[Date Prev][Date Next][Thread Prev][Thread Next]
- Subject: Re: Plea for the support of unicode escape sequences
- From: Edgar Toernig <froese@...>
- Date: Tue, 28 Jun 2011 23:13:29 +0200
Florian Weimer wrote:
> * Edgar Toernig:
> > + case 'U': read_and_save_uniesc(ls, 8); continue;
> Shouldn't \U take only 6 digits, and only characters up to \U1fffff?
> Code points beyond that are no longer representable in the current
> version of UTF-8, after all.
The (computer-)languages I know all use \u plus 4 hex digits and,
if they support non-bmp escapes, \U plus 8 hex digits.

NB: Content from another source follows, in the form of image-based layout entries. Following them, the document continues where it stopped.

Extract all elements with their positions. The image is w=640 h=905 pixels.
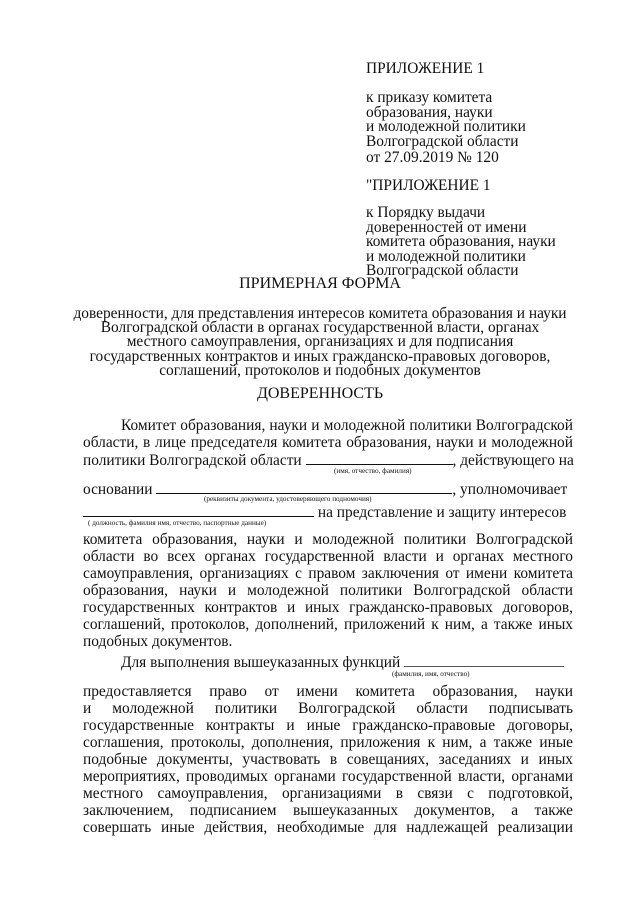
text-line: предоставляется право от имени комитета образования, науки — [83, 683, 573, 700]
representative-blank-field[interactable] — [83, 503, 314, 517]
text-line: мероприятиях, проводимых органами государственной власти, органами — [83, 768, 573, 785]
text-fragment: , действующего на — [452, 452, 574, 469]
caption-position: ( должность, фамилия имя, отчество, паспортные данные) — [88, 519, 267, 527]
procedure-line: Волгоградской области — [366, 262, 519, 280]
procedure-line: и молодежной политики — [366, 247, 526, 265]
text-line: подобных документов. — [83, 633, 233, 650]
name-blank-field[interactable] — [306, 451, 453, 465]
text-line: самоуправления, организациях с правом заключения от имени комитета — [83, 565, 573, 582]
authority-document-blank-field[interactable] — [156, 480, 452, 494]
form-title: ПРИМЕРНАЯ ФОРМА — [239, 275, 401, 292]
paragraph-2-body — [83, 683, 573, 836]
form-subtitle-line: местного самоуправления, организациях и для подписания — [126, 333, 514, 351]
text-line: комитета образования, науки и молодежной политики Волгоградской — [83, 531, 573, 548]
procedure-reference — [366, 206, 606, 279]
text-line: заключением, подписанием вышеуказанных документов, а также — [83, 802, 573, 819]
form-subtitle-line: государственных контрактов и иных гражданско-правовых договоров, — [89, 347, 551, 365]
procedure-line: к Порядку выдачи — [366, 204, 486, 221]
text-line: местного самоуправления, организациями в связи с подготовкой, — [83, 785, 573, 802]
form-subtitle — [60, 307, 580, 378]
text-line: области во всех органах государственной власти и органах местного — [83, 548, 573, 565]
text-fragment: на представление и защиту интересов — [317, 504, 567, 521]
form-subtitle-line: соглашений, протоколов и подобных документов — [159, 361, 481, 379]
text-line-fio-field — [121, 653, 564, 671]
text-fragment: политики Волгоградской области — [83, 452, 302, 469]
order-line: Волгоградской области — [366, 132, 519, 150]
order-reference — [366, 91, 606, 149]
paragraph-1-head — [83, 417, 573, 451]
text-line: соглашения, протоколы, дополнения, приложения к ним, а также иные — [83, 734, 573, 751]
text-line: и молодежной политики Волгоградской области подписывать — [83, 700, 573, 717]
text-fragment: Для выполнения вышеуказанных функций — [121, 654, 401, 671]
document-title: ДОВЕРЕННОСТЬ — [256, 385, 384, 402]
text-line: соглашений, протоколов, дополнений, приложений к ним, а также иных — [83, 616, 573, 633]
form-subtitle-line: доверенности, для представления интересов комитета образования и науки — [73, 305, 567, 322]
appendix-title: ПРИЛОЖЕНИЕ 1 — [366, 60, 485, 77]
text-fragment: основании — [83, 481, 153, 498]
text-line: области, в лице председателя комитета образования, науки и молодежной — [83, 434, 573, 451]
caption-name: (имя, отчество, фамилия) — [334, 467, 412, 475]
order-line: и молодежной политики — [366, 118, 526, 136]
procedure-line: доверенностей от имени — [366, 218, 527, 236]
text-line: образования, науки и молодежной политики Волгоградской области — [83, 582, 573, 599]
caption-document: (реквизиты документа, удостоверяющего подномочия) — [204, 495, 372, 503]
inner-appendix-title: "ПРИЛОЖЕНИЕ 1 — [366, 177, 491, 194]
text-line: Комитет образования, науки и молодежной политики Волгоградской — [121, 417, 573, 434]
paragraph-1-body — [83, 531, 573, 650]
order-line: образования, науки — [366, 103, 493, 121]
order-line: к приказу комитета — [366, 89, 493, 106]
caption-fio: (фамилия, имя, отчество) — [392, 670, 470, 678]
text-line: подобные документы, участвовать в совещаниях, заседаниях и иных — [83, 751, 573, 768]
text-line: государственные контракты и иные гражданско-правовые договоры, — [83, 717, 573, 734]
text-fragment: , уполномочивает — [452, 481, 568, 498]
fio-blank-field[interactable] — [404, 653, 564, 667]
form-subtitle-line: Волгоградской области в органах государственной власти, органах — [100, 319, 540, 337]
text-line-name-field — [83, 451, 574, 469]
order-date-number: от 27.09.2019 № 120 — [366, 149, 499, 166]
text-line: государственных контрактов и иных гражданско-правовых договоров, — [83, 599, 573, 616]
text-line: совершать иные действия, необходимые для надлежащей реализации — [83, 819, 573, 836]
procedure-line: комитета образования, науки — [366, 233, 556, 251]
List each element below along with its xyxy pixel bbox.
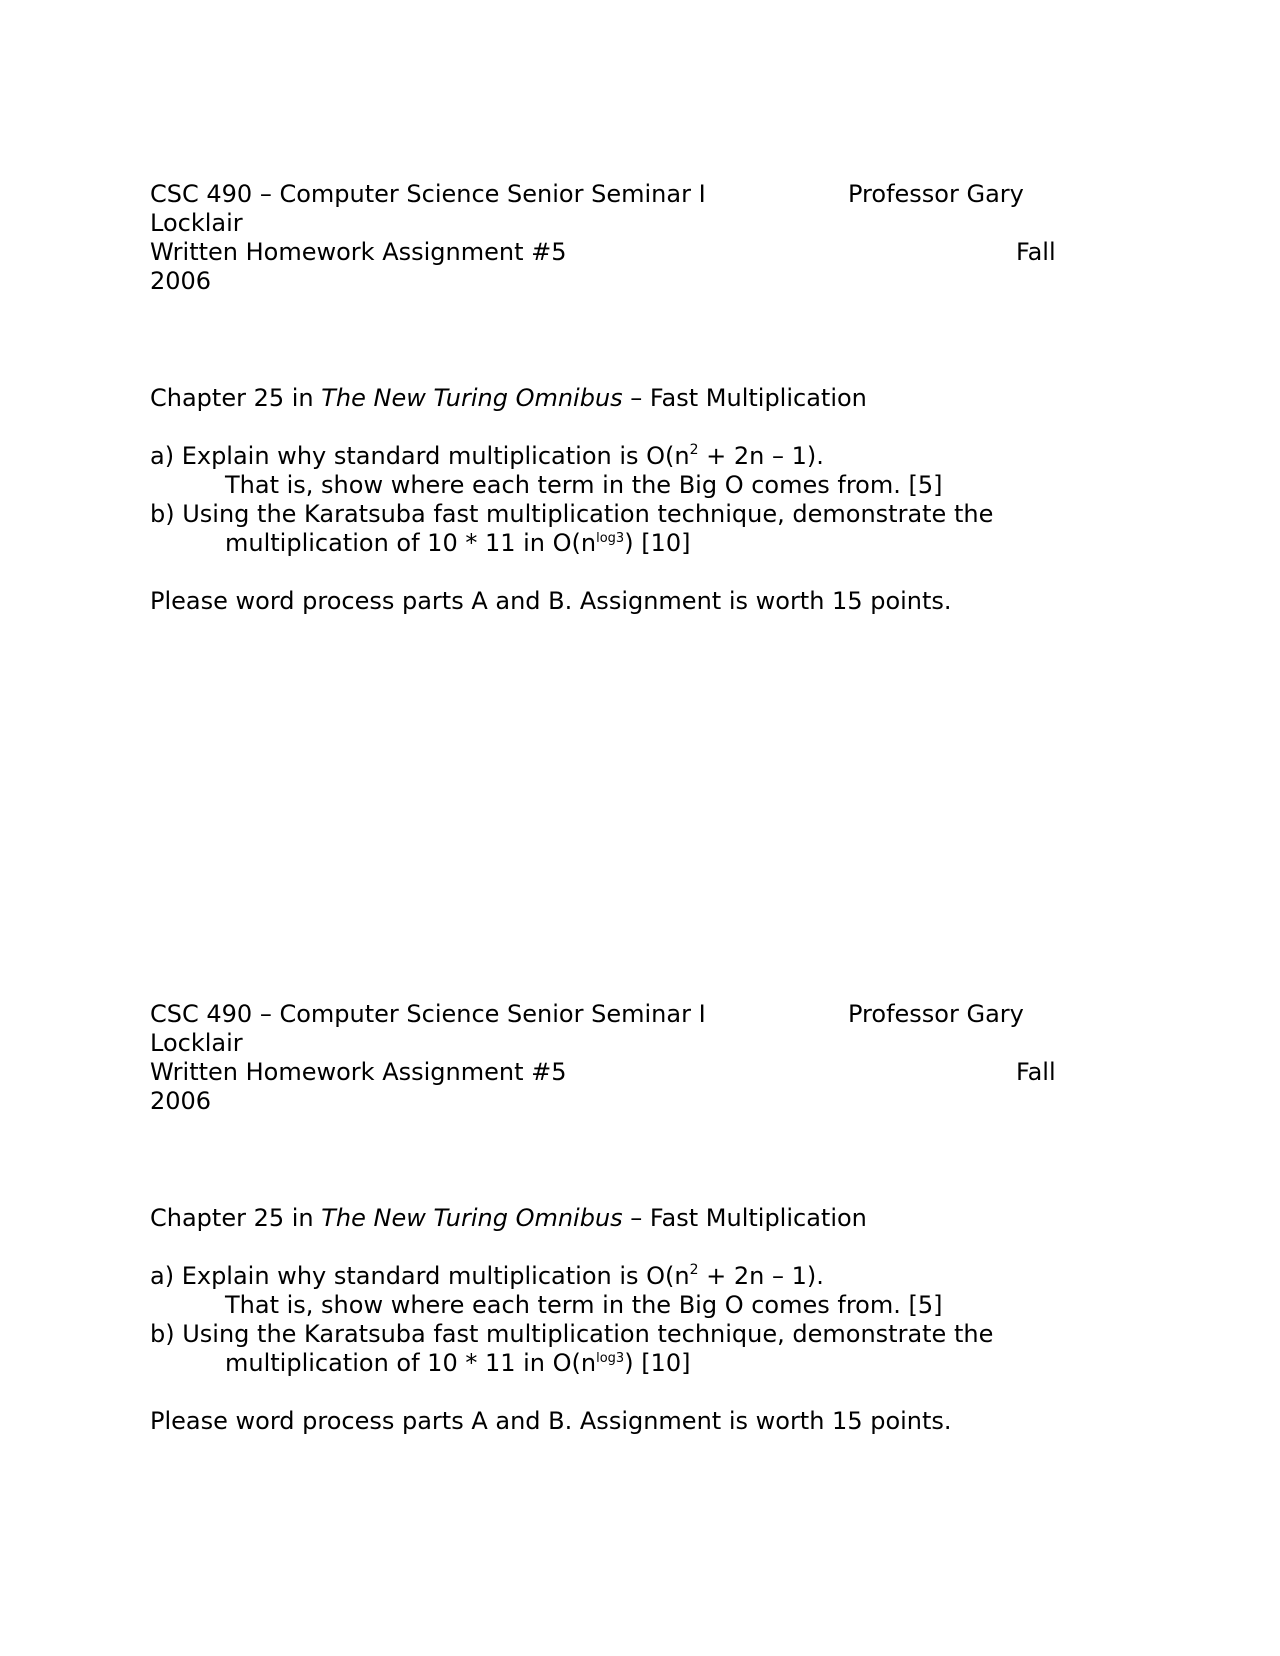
course-title: CSC 490 – Computer Science Senior Seminar I — [150, 1000, 706, 1028]
question-a-line-1 — [150, 442, 1070, 471]
question-b-text: multiplication of 10 * 11 in O(n — [225, 1349, 597, 1377]
exponent-log: log3 — [596, 531, 625, 546]
exponent: 2 — [689, 442, 699, 458]
question-a-text: a) Explain why standard multiplication is O(n — [150, 1262, 690, 1290]
book-title: The New Turing Omnibus — [321, 384, 623, 412]
question-b-line-1: b) Using the Karatsuba fast multiplication technique, demonstrate the — [150, 1320, 994, 1348]
header-line-2 — [150, 238, 1070, 267]
chapter-heading — [150, 1204, 1070, 1233]
assignment-block-1 — [150, 180, 1070, 616]
chapter-prefix: Chapter 25 in — [150, 384, 322, 412]
question-b-text: multiplication of 10 * 11 in O(n — [225, 529, 597, 557]
exponent-log: log3 — [596, 1351, 625, 1366]
professor-name: Professor Gary — [848, 180, 1024, 208]
question-a-line-1 — [150, 1262, 1070, 1291]
term-label: Fall — [1016, 1058, 1056, 1086]
chapter-prefix: Chapter 25 in — [150, 1204, 322, 1232]
question-a-line-2: That is, show where each term in the Big O comes from. [5] — [225, 471, 943, 499]
exponent: 2 — [689, 1262, 699, 1278]
question-b-text-end: ) [10] — [624, 1349, 691, 1377]
term-label: Fall — [1016, 238, 1056, 266]
header-line-2 — [150, 1058, 1070, 1087]
question-a-text-end: + 2n – 1). — [698, 1262, 824, 1290]
header-line-1 — [150, 1000, 1070, 1029]
header-line-1 — [150, 180, 1070, 209]
assignment-block-2 — [150, 1000, 1070, 1436]
question-b-line-1: b) Using the Karatsuba fast multiplication technique, demonstrate the — [150, 500, 994, 528]
professor-name-continued: Locklair — [150, 1029, 243, 1057]
question-a-text-end: + 2n – 1). — [698, 442, 824, 470]
question-a-text: a) Explain why standard multiplication is O(n — [150, 442, 690, 470]
term-year: 2006 — [150, 1087, 212, 1115]
chapter-suffix: – Fast Multiplication — [622, 384, 867, 412]
term-year: 2006 — [150, 267, 212, 295]
chapter-heading — [150, 384, 1070, 413]
question-b-line-2 — [150, 529, 1070, 558]
professor-name-continued: Locklair — [150, 209, 243, 237]
instructions-note: Please word process parts A and B. Assignment is worth 15 points. — [150, 1407, 952, 1435]
book-title: The New Turing Omnibus — [321, 1204, 623, 1232]
course-title: CSC 490 – Computer Science Senior Seminar I — [150, 180, 706, 208]
question-a-line-2: That is, show where each term in the Big O comes from. [5] — [225, 1291, 943, 1319]
assignment-title: Written Homework Assignment #5 — [150, 1058, 567, 1086]
professor-name: Professor Gary — [848, 1000, 1024, 1028]
assignment-title: Written Homework Assignment #5 — [150, 238, 567, 266]
question-b-text-end: ) [10] — [624, 529, 691, 557]
question-b-line-2 — [150, 1349, 1070, 1378]
instructions-note: Please word process parts A and B. Assignment is worth 15 points. — [150, 587, 952, 615]
chapter-suffix: – Fast Multiplication — [622, 1204, 867, 1232]
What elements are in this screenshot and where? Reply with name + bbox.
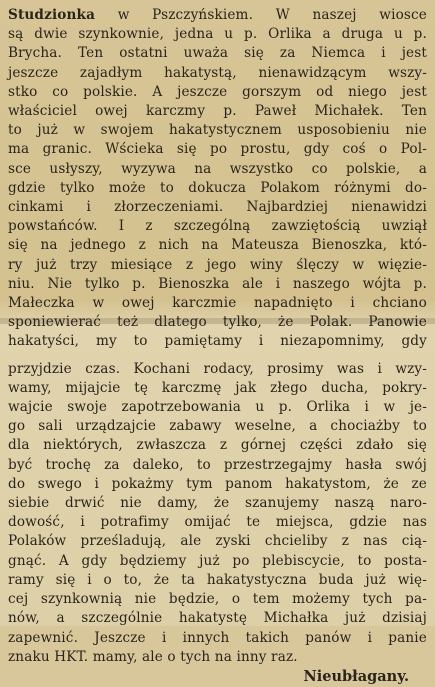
article-line-text: cinkami i złorzeczeniami. Najbardziej nienawidzi: [8, 199, 427, 216]
article-line: [8, 629, 427, 648]
article-line-text: zapewnić. Jeszcze i innych takich panów i panie: [8, 629, 427, 646]
article-line: [8, 160, 427, 179]
article-line: [8, 590, 427, 609]
article-line: [8, 256, 427, 275]
article-line: [8, 456, 427, 475]
article-segment-2: [8, 360, 427, 667]
article-line-text: w Pszczyńskiem. W naszej wiosce: [95, 7, 427, 23]
article-line: [8, 313, 427, 332]
article-line-text: ry już trzy miesiące z jego winy ślęczy w więzie-: [8, 256, 427, 273]
article-line: [8, 436, 427, 455]
article-line-text: gdzie tylko może to dokucza Polakom różnymi do-: [8, 179, 427, 196]
article-line: [8, 360, 427, 379]
article-line: [8, 552, 427, 571]
article-line: [8, 294, 427, 313]
article-line-text: dla niektórych, zwłaszcza z górnej części zdało się: [8, 437, 427, 454]
article-line: [8, 398, 427, 417]
article-line: [8, 44, 427, 63]
article-line-text: powstańców. I z szczególną zawziętością uwziął: [8, 218, 427, 235]
article-line: [8, 571, 427, 590]
article-line: [8, 25, 427, 44]
article-line-text: go sali urządzajcie zabawy weselne, a chociażby to: [8, 418, 427, 435]
article-line: [8, 332, 427, 351]
article-line: [8, 475, 427, 494]
article-line-text: się na jednego z nich na Mateusza Bienoszka, któ-: [8, 237, 427, 254]
article-line-text: Brycha. Ten ostatni uważa się za Niemca i jest: [8, 45, 427, 62]
article-line-text: być trochę za daleko, to przestrzegajmy hasła swój: [8, 456, 427, 473]
article-lead-place: Studzionka: [8, 7, 96, 23]
article-line-text: dowość, i potrafimy omijać te miejsca, gdzie nas: [8, 514, 427, 531]
article-line-text: to już w swojem hakatystycznem usposobieniu nie: [8, 122, 427, 139]
article-line: [8, 64, 427, 83]
article-line-text: ramy się i o to, że ta hakatystyczna buda już wię-: [8, 571, 427, 588]
article-line: [8, 217, 427, 236]
article-line: [8, 83, 427, 102]
article-line-text: znaku HKT. mamy, ale o tych na inny raz.: [8, 648, 298, 665]
article-line: [8, 532, 427, 551]
article-line-text: hakatyści, my to pamiętamy i niezapomnimy, gdy: [8, 333, 427, 350]
article-line-text: sce usłyszy, wyzywa na wszystko co polskie, a: [8, 160, 427, 177]
article-line: [8, 494, 427, 513]
article-line-text: Polaków prześladują, ale zyski chcieliby z nas cią-: [8, 533, 427, 550]
article-line: [8, 236, 427, 255]
article-line: [8, 513, 427, 532]
article-line: [8, 417, 427, 436]
article-line-text: przyjdzie czas. Kochani rodacy, prosimy was i wzy-: [8, 360, 427, 377]
article-line-text: wamy, mijajcie tę karczmę jak złego ducha, pokry-: [8, 379, 427, 396]
article-line: [8, 140, 427, 159]
article-line-text: wajcie swoje zapotrzebowania u p. Orlika i w je-: [8, 399, 427, 416]
article-line: [8, 609, 427, 628]
fold-gap: [8, 352, 427, 360]
article-segment-1: [8, 6, 427, 352]
article-column: [8, 6, 427, 687]
article-line-text: sponiewierać też dlatego tylko, że Polak. Panowie: [8, 314, 427, 331]
article-line: [8, 102, 427, 121]
article-line: [8, 275, 427, 294]
article-line-text: siebie drwić nie damy, że szanujemy naszą naro-: [8, 495, 427, 512]
article-line-text: do swego i pokażmy tym panom hakatystom, że ze: [8, 475, 427, 492]
article-line: [8, 198, 427, 217]
article-line: [8, 379, 427, 398]
article-line-text: niu. Nie tylko p. Bienoszka ale i naszego wójta p.: [8, 275, 427, 292]
article-line: [8, 121, 427, 140]
article-signature: Nieubłagany.: [303, 667, 409, 685]
article-line-text: stko co polskie. A jeszcze gorszym od niego jest: [8, 83, 427, 100]
article-line: [8, 648, 427, 667]
article-line: [8, 6, 427, 25]
article-line-text: są dwie szynkownie, jedna u p. Orlika a druga u p.: [8, 26, 427, 43]
article-line-text: właściciel owej karczmy p. Paweł Michałek. Ten: [8, 103, 427, 120]
article-line-text: Małeczka w owej karczmie napadnięto i chciano: [8, 295, 427, 312]
article-line-text: ma granic. Wścieka się po prostu, gdy coś o Pol-: [8, 141, 427, 158]
article-line-text: jeszcze zajadłym hakatystą, nienawidzącym wszy-: [8, 64, 427, 81]
article-line-text: cej szynkownią nie będzie, o tem możemy tych pa-: [8, 591, 427, 608]
article-line: [8, 179, 427, 198]
article-line-text: gnąć. A gdy będziemy już po plebiscycie, to posta-: [8, 552, 427, 569]
article-line-text: nów, a szczególnie hakatystę Michałka już dzisiaj: [8, 610, 427, 627]
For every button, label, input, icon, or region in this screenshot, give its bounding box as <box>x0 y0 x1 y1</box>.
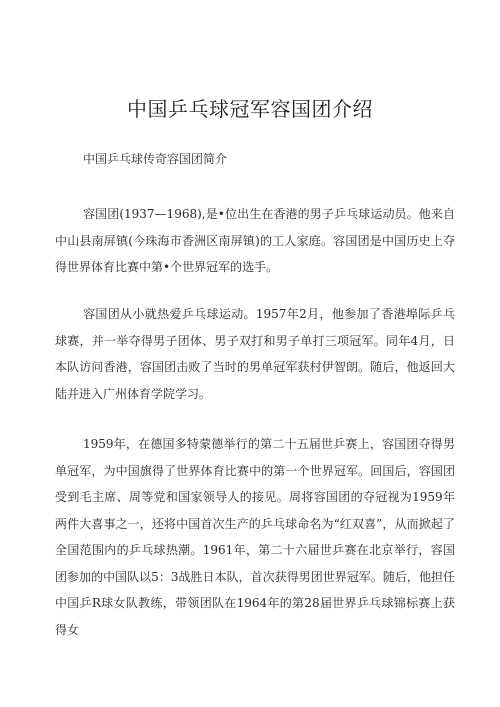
document-subtitle: 中国乒乓球传奇容国团简介 <box>83 152 228 166</box>
document-title: 中国乒乓球冠军容国团介绍 <box>127 97 373 121</box>
paragraph-early-career: 容国团从小就热爱乒乓球运动。1957年2月，他参加了香港埠际乒乓球赛，并一举夺得男子团体、男子双打和男子单打三项冠军。同年4月，日本队访问香港，容国团击败了当时的男单冠军获村伊智朗。随后，他返回大陆并进入广州体育学院学习。 <box>55 307 455 401</box>
paragraph-intro: 容国团(1937—1968),是•位出生在香港的男子乒乓球运动员。他来自中山县南屏镇(今珠海市香洲区南屏镇)的工人家庭。容国团是中国历史上夺得世界体育比赛中第•个世界冠军的选手。 <box>55 207 455 274</box>
paragraph-world-championship: 1959年，在德国多特蒙德举行的第二十五届世乒赛上，容国团夺得男单冠军，为中国旗得了世界体育比赛中的第一个世界冠军。回国后，容国团受到毛主席、周等党和国家领导人的接见。周将容国团的夺冠视为1959年两件大喜事之一，还将中国首次生产的乒乓球命名为“红双喜”，从而掀起了全国范围内的乒乓球热潮。1961年，第二十六届世乒赛在北京举行，容国团参加的中国队以5：3战胜日本队，首次获得男团世界冠军。随后，他担任中国乒R球女队教练，带领团队在1964年的第28届世界乒乓球锦标赛上获得女 <box>55 437 455 637</box>
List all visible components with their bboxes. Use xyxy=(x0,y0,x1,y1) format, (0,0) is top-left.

And they don't deal with the complex Unicode standard per se but
only with the encoding of code points used by the standard.
What is representable and what is covered by some standard are
two different things. I.e. the _encoding method_ given in UTF-8
supports encoding of all 32 bits of the \U-escape (as does UTF-32)
but the Unicode standard covers only the range from 0 to 0x10ffff.
Which code-points are actually valid depends on context and the
version number of the standard and are thus hard to check ;-)
Point is: Any valid Unicode code-point, when given as \u/\U-escape,
produces a valid UTF-8 byte stream for now and the foreseeable future.
Sure, you _may_ give and invalid code-points and produce non-valid
bytes but that's easy anyway ("\xff broken unicode").